È stato identificato il cadavere di donna rinvenuto ieri a Sesto San Giovanni, nel milanese, all'interno della cava di via Parpagliona. Il corpo è stato rinvenuto per caso dai vigili del fuoco che stavano cercando un anziano di Cologno Monzese (MI) scomparso sabato sera.

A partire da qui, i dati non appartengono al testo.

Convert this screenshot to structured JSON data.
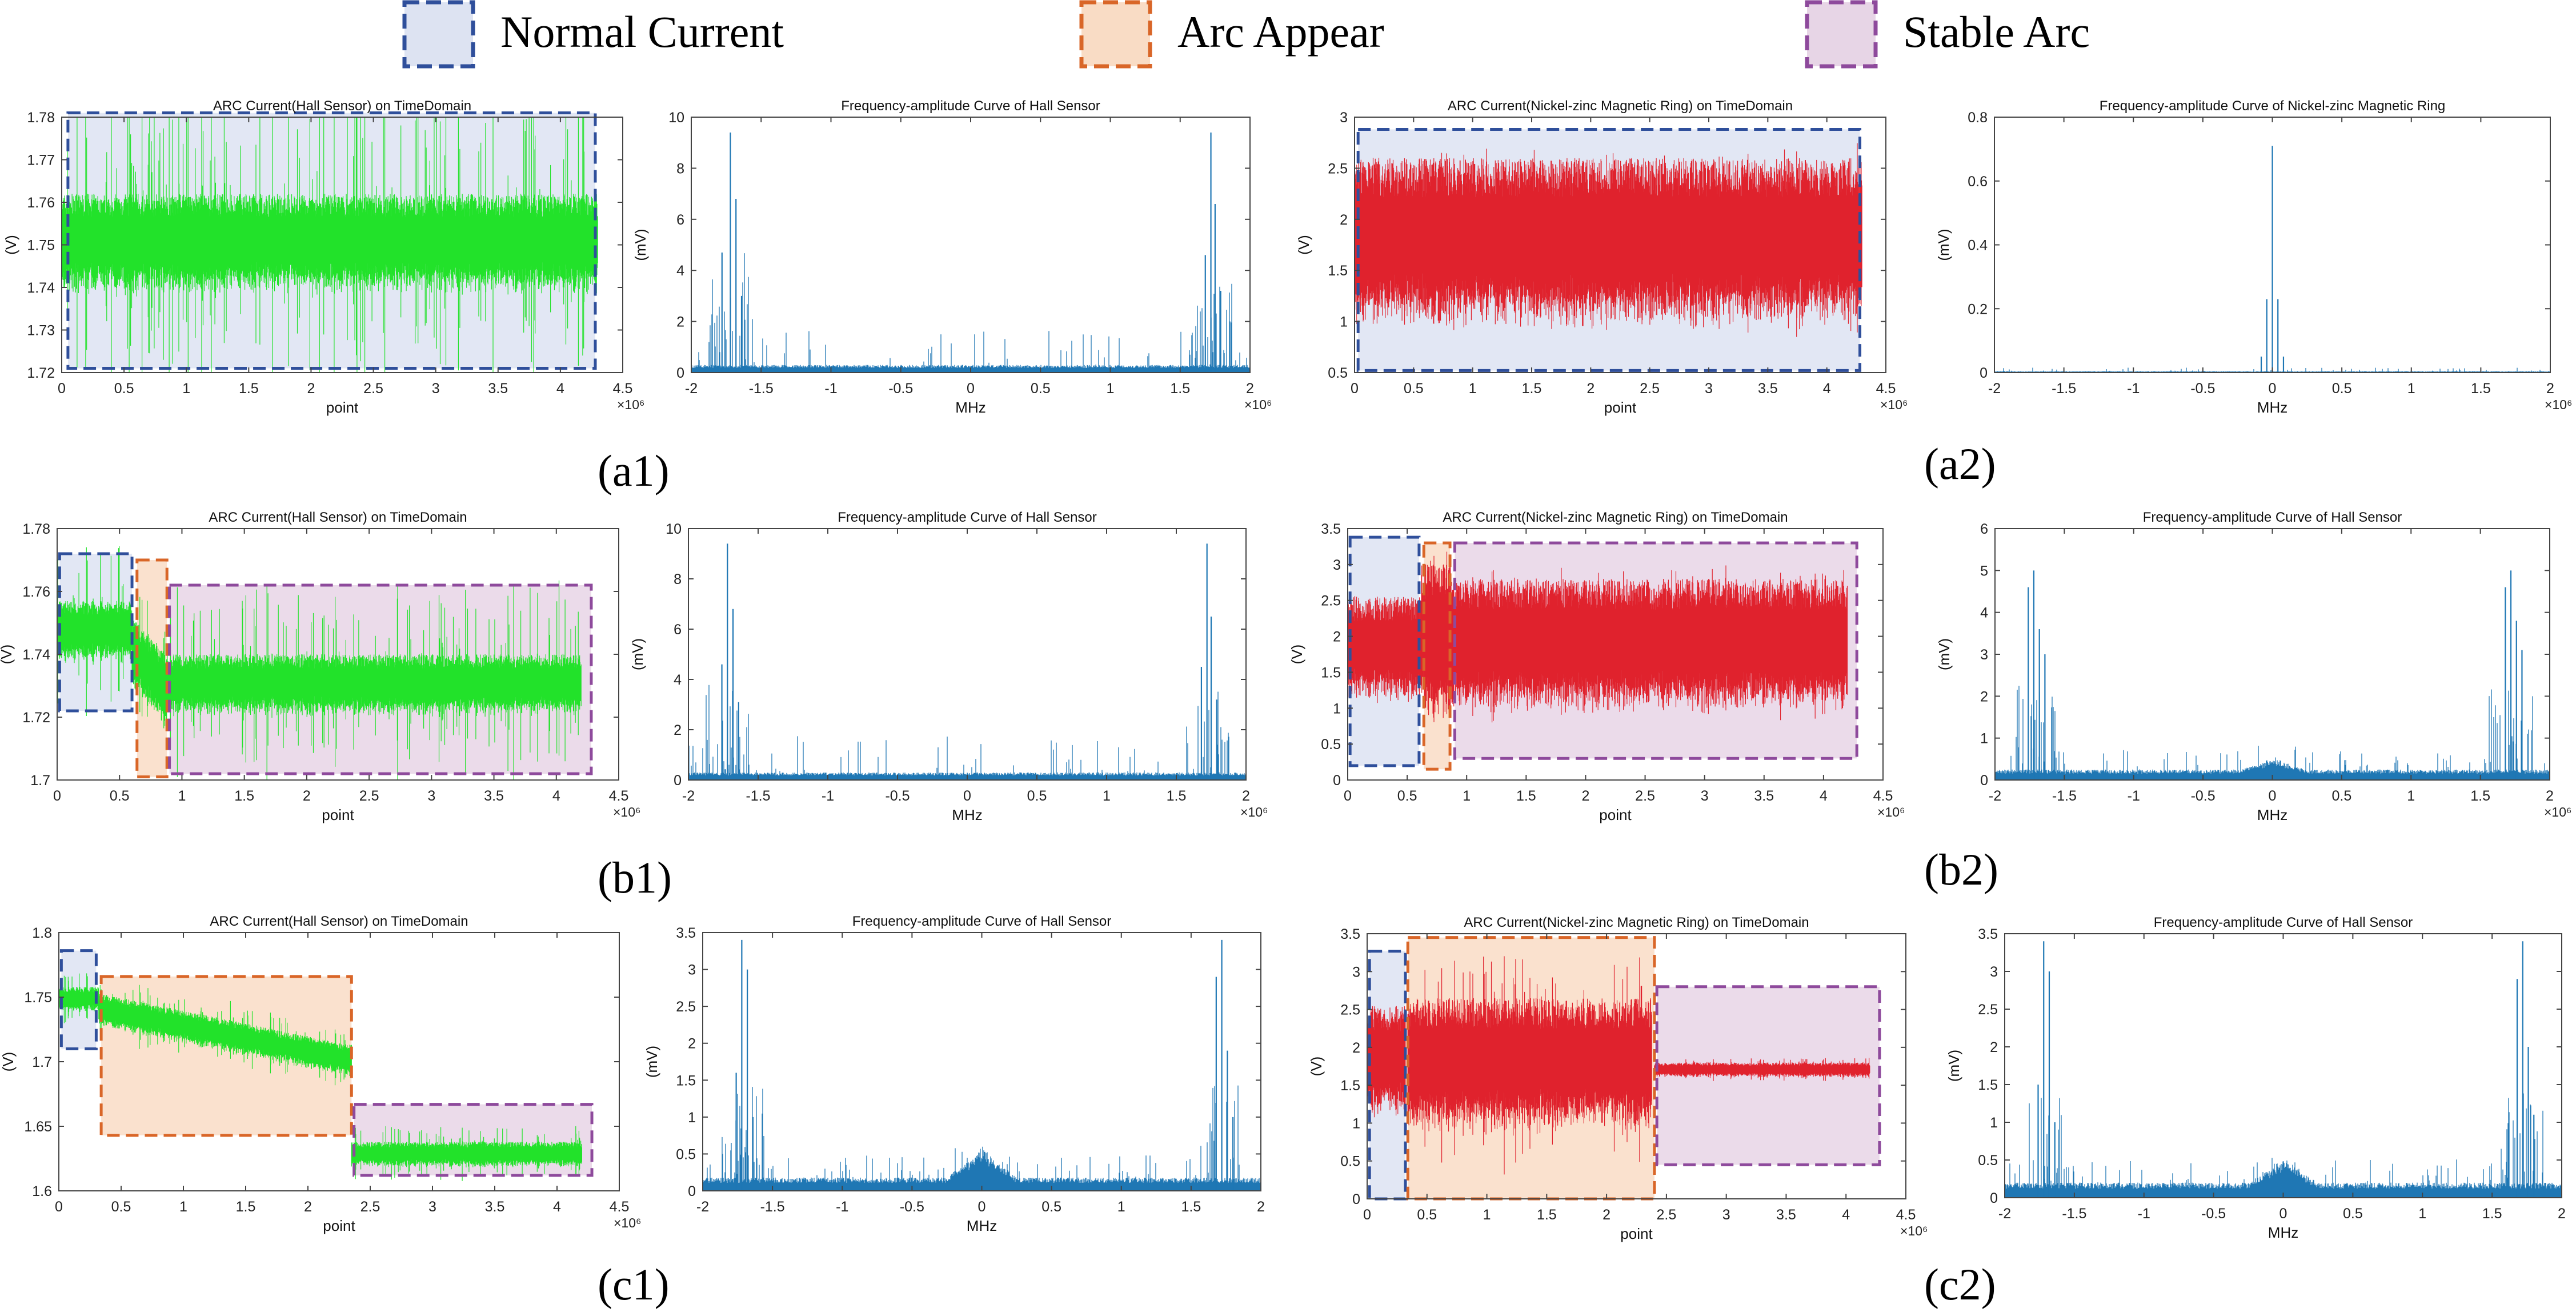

Sul posto sono poi giunti i carabinieri del comando dell'Arma di Sesto che hanno avviato le indagini. Il corpo, di carnagione chiara, aveva addosso i vestiti e non presentava tracce, quantomeno evidenti, di violenza. Nessun documento era stato trovato negli indumenti della donna, l'identificazione non appariva semplice anche a causa dello stato della salma.

I carabinieri hanno allora passato al setaccio le denunce di donne scomparse di recente nella zona, in cerca di un identikit. E lo lo hanno trovato.

Il corpo appartiene a Giuseppina Mittino, casalinga 56nne allontanatasi dalla propria casa, a Monza, il 9 febbraio scorso. La donna è stata identificata dai familiari da un anello che portava al dito.

Il cadavere secondo i primi accertamenti medico-legali sarebbe rimasto per parecchio tempo nelle acque del fiume Lambro finendo incastrato sul fondo in una zona in cui si scontrano diverse correnti. Gli investigatori non escludono che la donna possa essere morta in un luogo diverso da quello del ritrovamento del corpo.

Giuseppina, scrive Il Giorno, la mattina di domenica 9 febbraio aveva fatto perdere le proprie tracce dopo aver lasciato un biglietto al marito in cui manifestava la volontà di togliersi la vita.

Tragico incidente, malore o suicidio (l'ipotesi più probabile) per stabilire le esatte cause della morte ci vorrà l'autopsia disposta dal pubblico ministero di Monza, Salvatore Bellomo.